I'm really worried because he makes very little time for ourselves and I've had fights with him over this. I've told him he needs to organize his life better but he's already used to that life style . I don't want to leave him but I don't know how to solve this issue. Right now he wants to buy a brand new car because he sold his old car. But he wants an expensive car, not just a normal good car. As I said before, he's a great guy and says he can't see himself without me yet he puts his work and money before our relationship. What advice can you give me?
We've been together for 4 months. It's not that we split but our fights make it seem like we're going to break up. It's weird because usually with other guys I would NOT give second chances. I'm proud and hate begging for love but with this guy is different. I forgive him easily because I just can't see myself without him. I'm usually immature and can't forgive over small things. I'm surprised that I'm still with him in spite of everything. Have I found my true love??? What's the best way to make it last???
Hi I have a problem with my boyfriend. We fight a lot over stupid things and disagreements between us but we reconcile right away because our love is stronger than our fights.
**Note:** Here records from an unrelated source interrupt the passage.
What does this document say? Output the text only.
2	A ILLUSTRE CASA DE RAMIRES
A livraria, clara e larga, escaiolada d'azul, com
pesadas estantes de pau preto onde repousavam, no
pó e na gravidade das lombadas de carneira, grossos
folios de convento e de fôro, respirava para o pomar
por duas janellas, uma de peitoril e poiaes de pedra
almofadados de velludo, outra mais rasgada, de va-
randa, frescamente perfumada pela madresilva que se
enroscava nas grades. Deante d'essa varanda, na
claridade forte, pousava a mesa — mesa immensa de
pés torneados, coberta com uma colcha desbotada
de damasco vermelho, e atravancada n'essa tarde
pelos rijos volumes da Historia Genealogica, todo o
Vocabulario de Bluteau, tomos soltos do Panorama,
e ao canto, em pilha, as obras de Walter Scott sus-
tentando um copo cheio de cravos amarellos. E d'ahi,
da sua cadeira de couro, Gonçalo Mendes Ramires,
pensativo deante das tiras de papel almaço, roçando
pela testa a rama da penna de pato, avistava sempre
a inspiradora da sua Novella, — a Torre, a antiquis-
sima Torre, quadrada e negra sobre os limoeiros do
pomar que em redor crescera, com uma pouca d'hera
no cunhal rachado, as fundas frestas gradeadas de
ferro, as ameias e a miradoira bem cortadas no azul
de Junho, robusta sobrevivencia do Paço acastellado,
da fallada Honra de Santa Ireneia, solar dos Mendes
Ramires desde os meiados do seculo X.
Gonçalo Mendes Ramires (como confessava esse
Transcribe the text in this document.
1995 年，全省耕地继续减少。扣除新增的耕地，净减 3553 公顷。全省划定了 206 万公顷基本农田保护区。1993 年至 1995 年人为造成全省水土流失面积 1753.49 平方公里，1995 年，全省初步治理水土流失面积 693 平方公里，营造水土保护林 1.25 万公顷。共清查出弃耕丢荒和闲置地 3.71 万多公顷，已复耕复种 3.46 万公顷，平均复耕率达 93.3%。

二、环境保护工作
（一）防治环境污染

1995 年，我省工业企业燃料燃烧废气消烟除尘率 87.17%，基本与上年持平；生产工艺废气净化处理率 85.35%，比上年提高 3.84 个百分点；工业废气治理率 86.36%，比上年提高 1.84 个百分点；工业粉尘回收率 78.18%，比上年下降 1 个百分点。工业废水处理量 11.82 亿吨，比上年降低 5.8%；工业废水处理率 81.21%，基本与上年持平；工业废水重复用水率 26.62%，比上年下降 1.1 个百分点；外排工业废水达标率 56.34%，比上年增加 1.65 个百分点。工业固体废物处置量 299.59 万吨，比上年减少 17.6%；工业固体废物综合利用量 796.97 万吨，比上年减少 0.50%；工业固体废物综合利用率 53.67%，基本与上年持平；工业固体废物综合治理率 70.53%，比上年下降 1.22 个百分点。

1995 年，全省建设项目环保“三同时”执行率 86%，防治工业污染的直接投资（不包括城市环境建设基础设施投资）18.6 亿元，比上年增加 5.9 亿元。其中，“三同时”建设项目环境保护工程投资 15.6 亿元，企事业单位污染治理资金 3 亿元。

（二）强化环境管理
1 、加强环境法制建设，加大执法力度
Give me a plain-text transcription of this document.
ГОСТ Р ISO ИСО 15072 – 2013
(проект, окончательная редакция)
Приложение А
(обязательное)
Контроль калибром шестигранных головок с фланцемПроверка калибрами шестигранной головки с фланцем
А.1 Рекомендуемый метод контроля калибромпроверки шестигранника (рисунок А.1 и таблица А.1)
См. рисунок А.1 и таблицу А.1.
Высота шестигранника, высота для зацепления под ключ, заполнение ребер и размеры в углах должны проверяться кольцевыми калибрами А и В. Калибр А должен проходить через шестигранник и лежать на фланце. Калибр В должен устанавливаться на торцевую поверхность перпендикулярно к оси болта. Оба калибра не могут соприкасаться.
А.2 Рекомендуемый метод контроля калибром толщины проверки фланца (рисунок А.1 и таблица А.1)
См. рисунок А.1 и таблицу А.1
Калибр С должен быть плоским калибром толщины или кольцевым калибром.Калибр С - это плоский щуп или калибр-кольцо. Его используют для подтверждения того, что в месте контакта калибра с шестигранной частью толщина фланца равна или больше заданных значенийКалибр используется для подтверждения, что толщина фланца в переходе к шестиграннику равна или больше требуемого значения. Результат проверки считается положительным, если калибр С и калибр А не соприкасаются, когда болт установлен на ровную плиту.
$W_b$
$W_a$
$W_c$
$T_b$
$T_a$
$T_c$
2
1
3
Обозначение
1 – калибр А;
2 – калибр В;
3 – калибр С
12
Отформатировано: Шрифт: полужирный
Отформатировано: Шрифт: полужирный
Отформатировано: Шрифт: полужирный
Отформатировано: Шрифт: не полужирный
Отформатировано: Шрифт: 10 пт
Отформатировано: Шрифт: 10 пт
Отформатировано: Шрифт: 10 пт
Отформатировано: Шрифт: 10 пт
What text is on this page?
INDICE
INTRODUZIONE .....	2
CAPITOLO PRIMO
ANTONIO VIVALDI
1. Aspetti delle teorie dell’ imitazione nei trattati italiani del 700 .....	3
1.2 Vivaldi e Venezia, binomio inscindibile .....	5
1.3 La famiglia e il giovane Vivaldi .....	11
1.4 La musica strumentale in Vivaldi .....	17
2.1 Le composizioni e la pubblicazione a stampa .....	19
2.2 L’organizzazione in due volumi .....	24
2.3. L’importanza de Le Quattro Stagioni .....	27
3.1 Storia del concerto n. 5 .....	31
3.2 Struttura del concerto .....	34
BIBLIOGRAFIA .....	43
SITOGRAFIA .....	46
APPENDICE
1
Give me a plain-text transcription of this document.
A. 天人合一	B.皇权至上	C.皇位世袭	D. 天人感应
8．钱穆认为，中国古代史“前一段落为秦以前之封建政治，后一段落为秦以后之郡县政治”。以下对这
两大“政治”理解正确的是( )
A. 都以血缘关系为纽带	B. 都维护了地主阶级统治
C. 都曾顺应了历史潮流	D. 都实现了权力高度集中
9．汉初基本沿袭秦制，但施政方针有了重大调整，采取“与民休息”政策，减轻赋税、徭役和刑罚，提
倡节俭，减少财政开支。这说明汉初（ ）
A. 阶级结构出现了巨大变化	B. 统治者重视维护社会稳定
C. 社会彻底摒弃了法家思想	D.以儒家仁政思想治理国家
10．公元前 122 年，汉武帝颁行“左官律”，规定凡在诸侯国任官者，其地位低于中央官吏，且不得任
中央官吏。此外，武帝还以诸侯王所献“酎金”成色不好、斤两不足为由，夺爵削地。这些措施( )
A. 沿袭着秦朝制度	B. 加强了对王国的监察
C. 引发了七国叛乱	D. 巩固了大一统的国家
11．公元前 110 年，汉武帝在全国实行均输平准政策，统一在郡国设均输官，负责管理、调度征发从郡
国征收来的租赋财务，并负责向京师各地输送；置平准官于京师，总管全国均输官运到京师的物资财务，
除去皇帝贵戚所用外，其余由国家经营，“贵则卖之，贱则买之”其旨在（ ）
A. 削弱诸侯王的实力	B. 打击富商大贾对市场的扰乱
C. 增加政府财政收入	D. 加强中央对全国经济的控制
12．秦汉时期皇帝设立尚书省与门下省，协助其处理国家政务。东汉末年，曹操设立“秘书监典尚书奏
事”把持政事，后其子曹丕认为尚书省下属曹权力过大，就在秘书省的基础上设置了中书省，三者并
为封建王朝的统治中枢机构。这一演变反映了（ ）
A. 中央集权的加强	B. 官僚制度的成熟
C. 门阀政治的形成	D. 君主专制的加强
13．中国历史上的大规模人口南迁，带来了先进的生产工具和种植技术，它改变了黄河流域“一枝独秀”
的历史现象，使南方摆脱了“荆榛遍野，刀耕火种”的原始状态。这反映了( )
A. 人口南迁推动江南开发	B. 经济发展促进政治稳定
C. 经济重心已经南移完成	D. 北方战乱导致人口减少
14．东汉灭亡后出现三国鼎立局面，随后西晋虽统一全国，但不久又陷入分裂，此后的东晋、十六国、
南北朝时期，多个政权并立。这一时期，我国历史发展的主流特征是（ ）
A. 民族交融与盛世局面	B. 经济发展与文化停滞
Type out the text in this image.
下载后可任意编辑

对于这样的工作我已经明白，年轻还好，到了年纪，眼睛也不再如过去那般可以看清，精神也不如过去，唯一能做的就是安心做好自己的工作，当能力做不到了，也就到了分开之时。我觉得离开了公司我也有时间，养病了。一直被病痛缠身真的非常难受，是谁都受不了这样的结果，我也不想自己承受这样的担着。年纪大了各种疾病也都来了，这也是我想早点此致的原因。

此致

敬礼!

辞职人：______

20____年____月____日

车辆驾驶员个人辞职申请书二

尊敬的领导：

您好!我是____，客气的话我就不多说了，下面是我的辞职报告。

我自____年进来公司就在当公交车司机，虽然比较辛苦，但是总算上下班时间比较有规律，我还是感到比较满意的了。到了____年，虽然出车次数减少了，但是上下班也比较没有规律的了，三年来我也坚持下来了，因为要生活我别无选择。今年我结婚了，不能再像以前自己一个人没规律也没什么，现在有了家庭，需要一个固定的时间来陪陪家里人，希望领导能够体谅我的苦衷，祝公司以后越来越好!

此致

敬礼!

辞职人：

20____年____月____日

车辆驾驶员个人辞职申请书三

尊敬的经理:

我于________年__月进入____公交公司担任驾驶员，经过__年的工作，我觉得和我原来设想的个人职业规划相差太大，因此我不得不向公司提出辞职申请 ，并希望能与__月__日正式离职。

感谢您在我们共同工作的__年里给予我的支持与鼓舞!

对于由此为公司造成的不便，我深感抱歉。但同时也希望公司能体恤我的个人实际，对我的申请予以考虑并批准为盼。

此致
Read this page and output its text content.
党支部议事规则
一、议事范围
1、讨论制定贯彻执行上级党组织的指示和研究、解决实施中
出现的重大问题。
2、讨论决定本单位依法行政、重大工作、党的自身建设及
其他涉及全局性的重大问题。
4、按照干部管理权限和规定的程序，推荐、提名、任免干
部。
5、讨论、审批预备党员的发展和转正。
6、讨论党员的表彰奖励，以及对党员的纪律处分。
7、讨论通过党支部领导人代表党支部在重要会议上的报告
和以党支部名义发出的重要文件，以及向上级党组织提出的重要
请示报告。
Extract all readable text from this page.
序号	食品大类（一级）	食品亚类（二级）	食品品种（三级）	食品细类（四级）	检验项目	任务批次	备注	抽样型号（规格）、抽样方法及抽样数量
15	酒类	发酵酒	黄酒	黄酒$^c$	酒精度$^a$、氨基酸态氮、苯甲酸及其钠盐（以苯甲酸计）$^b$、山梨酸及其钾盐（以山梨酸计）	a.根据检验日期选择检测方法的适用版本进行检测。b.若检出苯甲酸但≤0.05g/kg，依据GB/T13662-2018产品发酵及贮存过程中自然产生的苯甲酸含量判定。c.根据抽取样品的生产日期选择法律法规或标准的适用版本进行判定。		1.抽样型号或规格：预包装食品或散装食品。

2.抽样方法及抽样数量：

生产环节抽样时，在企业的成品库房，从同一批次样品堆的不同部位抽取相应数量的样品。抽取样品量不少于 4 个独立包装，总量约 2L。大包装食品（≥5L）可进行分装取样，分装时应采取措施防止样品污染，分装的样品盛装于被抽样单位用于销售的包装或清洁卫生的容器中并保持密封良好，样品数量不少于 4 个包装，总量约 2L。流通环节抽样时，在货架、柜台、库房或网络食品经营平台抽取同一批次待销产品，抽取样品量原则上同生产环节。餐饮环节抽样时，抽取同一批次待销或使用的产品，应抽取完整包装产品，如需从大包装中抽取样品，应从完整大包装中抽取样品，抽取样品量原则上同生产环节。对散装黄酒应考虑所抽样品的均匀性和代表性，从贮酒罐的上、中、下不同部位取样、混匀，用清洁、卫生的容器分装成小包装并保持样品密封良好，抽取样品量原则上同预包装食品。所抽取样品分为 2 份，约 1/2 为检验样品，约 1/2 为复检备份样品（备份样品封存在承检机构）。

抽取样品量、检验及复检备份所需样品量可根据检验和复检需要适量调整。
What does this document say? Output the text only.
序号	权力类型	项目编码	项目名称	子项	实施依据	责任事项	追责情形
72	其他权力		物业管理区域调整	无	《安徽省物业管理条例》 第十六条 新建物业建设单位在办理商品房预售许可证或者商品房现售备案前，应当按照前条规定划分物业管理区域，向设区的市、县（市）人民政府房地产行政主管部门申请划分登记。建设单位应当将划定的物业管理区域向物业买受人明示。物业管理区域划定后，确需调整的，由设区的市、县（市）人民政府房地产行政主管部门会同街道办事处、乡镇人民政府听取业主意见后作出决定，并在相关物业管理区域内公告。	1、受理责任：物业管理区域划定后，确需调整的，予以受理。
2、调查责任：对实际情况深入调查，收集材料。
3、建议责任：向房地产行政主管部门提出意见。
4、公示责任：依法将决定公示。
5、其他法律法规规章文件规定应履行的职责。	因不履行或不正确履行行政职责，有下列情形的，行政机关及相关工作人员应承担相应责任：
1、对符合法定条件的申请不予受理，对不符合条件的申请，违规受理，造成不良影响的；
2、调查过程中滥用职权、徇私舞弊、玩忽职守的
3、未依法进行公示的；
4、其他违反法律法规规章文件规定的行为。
Last night, for example, we had a small argument and my boyfriend didn't talk to me after that. This morning he told me to delete his number and forget about him. I thought it was over so I told him "Let's remain friends at least" and an hour later he started telling me how much he loves me and can't be without me. Now we're happy again!!!
The problem is that I don't feel secure in my relationship because we always have small fights and hours later we're happy again. I literally don't know what to expect tomorrow and if this romance will someday end. He says he doesn't see his life without me and neither can I. We're inseparable or something and I've never experienced this with other men. It's easy for me to break up and move on but I my boyfriend and I can't let go of each other. Even if we do, we'll be back together the next day. How can I have more security in my relationship?